28 luglio 2007

Giro sulla 500 di Pippo

Ieri sera fantastico giro sulla miticissima 500 di Pippo!

La foto sulla destra l'ha scattata prontamente Vale col suo cellulare: rispettivamente da sinistra a destra siamo Vale, Io, Leo e Pippo.

Siamo andati in centro a Siena, niente di particolare, ma tutto di particolare. Perchè se uno ci mette un po' di sale, tutto diventa saporito e bello da essere vissuto, anche un semplice giro in 500 suonando col clackson alla gente (quando decideva di funzionare!), facendo quattro risate sane, e passeggiando ancor più in modo sano per le strade di Siena, le più belle del mondo.

Grandi ragazzi!

26 luglio 2007

Desiderata

Va serenamente in mezzo al rumore e alla fretta e ricorda quanta pace ci può essere nel silenzio.

Finchè è possibile senza doverti arrendere conserva i buoni rapporti con tutti. Dì la tua verità con calma e chiarezza, e ascolta gli altri, anche il noioso e l'ignorante, anch'essi hanno una loro storia da raccontare. Evita le persone prepotenti e aggressive, esse sono un tormento per lo spirito.

Se ti paragoni agli altri, puoi diventare vanitoso e aspro, perchè sempre ci saranno persone superiori e inferiori a te.

Rallegrati dei tuoi risultati come dei tuoi progetti. Mantieniti interessato alla tua professione, benchè umile; è un vero tesoro nelle vicende mutevoli del tempo.

Sii prudente nei tuoi affari, poichè il mondo è pieno d'inganno. Ma questo non ti impedisca di vedere quanto c'è di buono; molte persone lottano per alti ideali, e dappertutto la vita è piena di eroismo.

Sii te stesso. Specialmente non fingere di amare. E non essere cinico riguardo all'amore, perchè a dispetto di ogni aridità e disillusione esso è perenne come l'erba.

Accetta di buon grado l'insegnamento degli anni, abbandonando riconoscente le cose della giovinezza.

Coltiva la forza d'animo per difenderti dall'improvvisa sfortuna.
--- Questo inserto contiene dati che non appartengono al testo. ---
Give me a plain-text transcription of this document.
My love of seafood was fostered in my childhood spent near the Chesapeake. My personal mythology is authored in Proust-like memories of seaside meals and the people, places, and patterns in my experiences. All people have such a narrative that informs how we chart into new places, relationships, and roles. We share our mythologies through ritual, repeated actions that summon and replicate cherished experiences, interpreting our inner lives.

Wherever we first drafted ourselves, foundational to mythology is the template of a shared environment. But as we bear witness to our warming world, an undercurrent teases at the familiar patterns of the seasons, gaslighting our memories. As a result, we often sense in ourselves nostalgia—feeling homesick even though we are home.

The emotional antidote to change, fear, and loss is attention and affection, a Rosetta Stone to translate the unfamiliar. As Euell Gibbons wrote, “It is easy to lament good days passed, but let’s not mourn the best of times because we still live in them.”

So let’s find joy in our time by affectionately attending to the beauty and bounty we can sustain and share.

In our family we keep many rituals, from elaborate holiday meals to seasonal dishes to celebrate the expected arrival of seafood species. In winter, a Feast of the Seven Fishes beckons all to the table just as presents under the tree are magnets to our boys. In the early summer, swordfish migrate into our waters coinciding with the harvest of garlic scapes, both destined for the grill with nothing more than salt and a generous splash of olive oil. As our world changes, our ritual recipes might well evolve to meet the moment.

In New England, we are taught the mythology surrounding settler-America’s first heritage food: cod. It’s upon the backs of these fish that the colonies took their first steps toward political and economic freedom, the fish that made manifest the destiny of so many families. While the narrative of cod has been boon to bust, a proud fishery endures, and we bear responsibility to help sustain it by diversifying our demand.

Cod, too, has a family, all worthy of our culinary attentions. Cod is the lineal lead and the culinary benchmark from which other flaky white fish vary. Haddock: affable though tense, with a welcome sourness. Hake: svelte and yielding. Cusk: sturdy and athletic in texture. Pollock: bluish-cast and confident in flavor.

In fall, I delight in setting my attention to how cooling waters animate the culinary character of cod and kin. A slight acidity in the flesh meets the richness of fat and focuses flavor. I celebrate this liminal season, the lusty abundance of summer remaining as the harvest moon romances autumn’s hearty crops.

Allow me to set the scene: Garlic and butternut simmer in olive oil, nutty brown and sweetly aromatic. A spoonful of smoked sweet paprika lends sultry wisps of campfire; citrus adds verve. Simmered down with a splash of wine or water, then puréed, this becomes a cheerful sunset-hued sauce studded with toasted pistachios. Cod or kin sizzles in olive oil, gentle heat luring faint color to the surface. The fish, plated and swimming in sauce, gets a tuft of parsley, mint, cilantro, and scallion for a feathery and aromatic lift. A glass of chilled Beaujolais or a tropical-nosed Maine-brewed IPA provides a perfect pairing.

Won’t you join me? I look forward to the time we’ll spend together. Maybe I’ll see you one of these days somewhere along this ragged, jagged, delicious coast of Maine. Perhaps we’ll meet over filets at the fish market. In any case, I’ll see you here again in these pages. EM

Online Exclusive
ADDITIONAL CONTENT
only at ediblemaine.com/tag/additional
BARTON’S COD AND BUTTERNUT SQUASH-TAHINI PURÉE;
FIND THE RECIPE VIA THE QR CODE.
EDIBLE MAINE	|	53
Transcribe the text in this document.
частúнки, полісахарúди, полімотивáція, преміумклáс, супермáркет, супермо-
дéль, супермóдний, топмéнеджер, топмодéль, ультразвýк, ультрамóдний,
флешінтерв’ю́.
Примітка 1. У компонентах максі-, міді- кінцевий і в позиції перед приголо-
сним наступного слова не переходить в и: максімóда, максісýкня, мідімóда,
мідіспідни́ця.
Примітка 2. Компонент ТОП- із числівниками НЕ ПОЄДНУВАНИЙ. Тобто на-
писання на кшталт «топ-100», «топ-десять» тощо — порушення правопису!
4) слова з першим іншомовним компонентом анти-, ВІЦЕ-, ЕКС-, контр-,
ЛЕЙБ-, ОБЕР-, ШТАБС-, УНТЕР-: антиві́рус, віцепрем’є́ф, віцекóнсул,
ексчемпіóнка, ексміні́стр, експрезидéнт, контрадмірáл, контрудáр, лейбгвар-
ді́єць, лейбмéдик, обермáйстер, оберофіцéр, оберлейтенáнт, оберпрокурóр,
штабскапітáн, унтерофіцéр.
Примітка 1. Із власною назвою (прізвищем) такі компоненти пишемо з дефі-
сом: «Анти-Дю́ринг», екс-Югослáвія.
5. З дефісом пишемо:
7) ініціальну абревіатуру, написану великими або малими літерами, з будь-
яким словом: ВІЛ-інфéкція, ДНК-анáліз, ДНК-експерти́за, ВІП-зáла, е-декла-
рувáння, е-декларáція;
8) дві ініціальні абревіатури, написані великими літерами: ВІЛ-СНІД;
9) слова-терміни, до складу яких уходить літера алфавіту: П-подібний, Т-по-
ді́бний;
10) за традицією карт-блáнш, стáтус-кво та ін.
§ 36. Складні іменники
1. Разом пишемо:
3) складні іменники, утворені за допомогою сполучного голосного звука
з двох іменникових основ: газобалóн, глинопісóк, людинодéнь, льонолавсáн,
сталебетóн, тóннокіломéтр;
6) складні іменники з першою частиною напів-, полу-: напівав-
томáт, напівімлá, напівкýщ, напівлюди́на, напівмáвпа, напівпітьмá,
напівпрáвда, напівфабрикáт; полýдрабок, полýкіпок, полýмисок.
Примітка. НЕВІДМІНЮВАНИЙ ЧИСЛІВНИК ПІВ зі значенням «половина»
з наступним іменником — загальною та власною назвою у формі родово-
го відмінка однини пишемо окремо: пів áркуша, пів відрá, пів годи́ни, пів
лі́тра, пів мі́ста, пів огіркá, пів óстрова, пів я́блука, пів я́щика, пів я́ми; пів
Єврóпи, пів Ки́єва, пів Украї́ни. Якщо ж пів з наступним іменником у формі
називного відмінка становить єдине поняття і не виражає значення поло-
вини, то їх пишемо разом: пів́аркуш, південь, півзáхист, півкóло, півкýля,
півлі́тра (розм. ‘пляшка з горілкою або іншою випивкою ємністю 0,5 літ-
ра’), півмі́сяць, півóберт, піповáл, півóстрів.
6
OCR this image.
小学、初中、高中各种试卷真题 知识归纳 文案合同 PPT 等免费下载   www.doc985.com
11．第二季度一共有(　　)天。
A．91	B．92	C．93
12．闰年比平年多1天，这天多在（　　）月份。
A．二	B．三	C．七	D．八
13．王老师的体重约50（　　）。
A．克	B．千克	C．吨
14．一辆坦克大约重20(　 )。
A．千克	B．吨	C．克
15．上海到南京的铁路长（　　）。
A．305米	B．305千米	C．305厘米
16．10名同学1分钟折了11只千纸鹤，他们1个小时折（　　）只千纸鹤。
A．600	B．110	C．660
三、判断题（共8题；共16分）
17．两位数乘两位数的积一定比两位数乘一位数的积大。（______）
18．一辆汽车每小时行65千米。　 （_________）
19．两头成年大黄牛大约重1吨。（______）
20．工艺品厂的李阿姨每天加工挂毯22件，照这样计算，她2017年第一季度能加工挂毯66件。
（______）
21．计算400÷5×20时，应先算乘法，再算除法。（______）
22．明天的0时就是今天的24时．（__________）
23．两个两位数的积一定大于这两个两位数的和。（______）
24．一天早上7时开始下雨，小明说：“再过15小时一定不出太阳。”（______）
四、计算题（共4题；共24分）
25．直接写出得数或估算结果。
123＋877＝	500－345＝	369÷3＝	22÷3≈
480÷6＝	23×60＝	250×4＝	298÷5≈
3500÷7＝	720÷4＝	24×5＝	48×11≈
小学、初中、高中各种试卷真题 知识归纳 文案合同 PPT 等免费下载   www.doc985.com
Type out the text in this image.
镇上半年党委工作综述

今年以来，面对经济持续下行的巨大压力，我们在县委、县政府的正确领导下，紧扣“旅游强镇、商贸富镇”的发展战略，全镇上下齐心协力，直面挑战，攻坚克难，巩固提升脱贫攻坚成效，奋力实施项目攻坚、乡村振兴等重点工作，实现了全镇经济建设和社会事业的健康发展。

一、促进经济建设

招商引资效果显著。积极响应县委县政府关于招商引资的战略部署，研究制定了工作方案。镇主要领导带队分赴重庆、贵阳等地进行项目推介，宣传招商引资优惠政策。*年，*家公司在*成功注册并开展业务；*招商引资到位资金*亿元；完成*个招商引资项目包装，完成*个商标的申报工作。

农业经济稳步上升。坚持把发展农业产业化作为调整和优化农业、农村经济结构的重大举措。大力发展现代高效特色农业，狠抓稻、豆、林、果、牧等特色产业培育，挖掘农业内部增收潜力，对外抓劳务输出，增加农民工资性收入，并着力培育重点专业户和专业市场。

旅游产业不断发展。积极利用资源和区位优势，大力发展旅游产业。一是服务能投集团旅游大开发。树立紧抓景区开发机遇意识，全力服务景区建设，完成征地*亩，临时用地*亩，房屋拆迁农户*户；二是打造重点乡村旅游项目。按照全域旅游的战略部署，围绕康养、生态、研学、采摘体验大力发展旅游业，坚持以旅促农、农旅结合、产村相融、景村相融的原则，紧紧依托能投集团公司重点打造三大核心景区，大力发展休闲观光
Ma non angosciarti con fantasie. Molte paure nascono dalla stanchezza e dalla solitudine.

Al di là di ogni salutare disciplina, sii delicato con te stesso.

Tu sei un figlio dell'universo, non meno degli alberi e delle stelle; tu hai un preciso diritto ad essere qui. E che ti sia chiaro o no, senza dubbio l'universo va schiudendosi come dovrebbe. Perciò sta in pace con Dio, comunque tu Lo concepisca, e qualunque siano i travagli e le tue aspirazioni, nella rumorosa confusione della vita conserva la pace con la tua anima.

Nonostante tutta la sua falsità, il duro lavoro e i sogni infranti, questo è ancora un mondo meraviglioso. Sii prudente. Fa di tutto per essere felice.

Manoscritto del 1692 trovato a Baltimora nell'antica chiesa di S. Paolo


e trovato da me appeso ad una parete di Villa Immacolata, centro di spiritualità della diocesi di Padova, a Torreglia, durante un ritiro tenuto dal cardinal Marco Cè al quale ho partecipato nel settembre del 2006.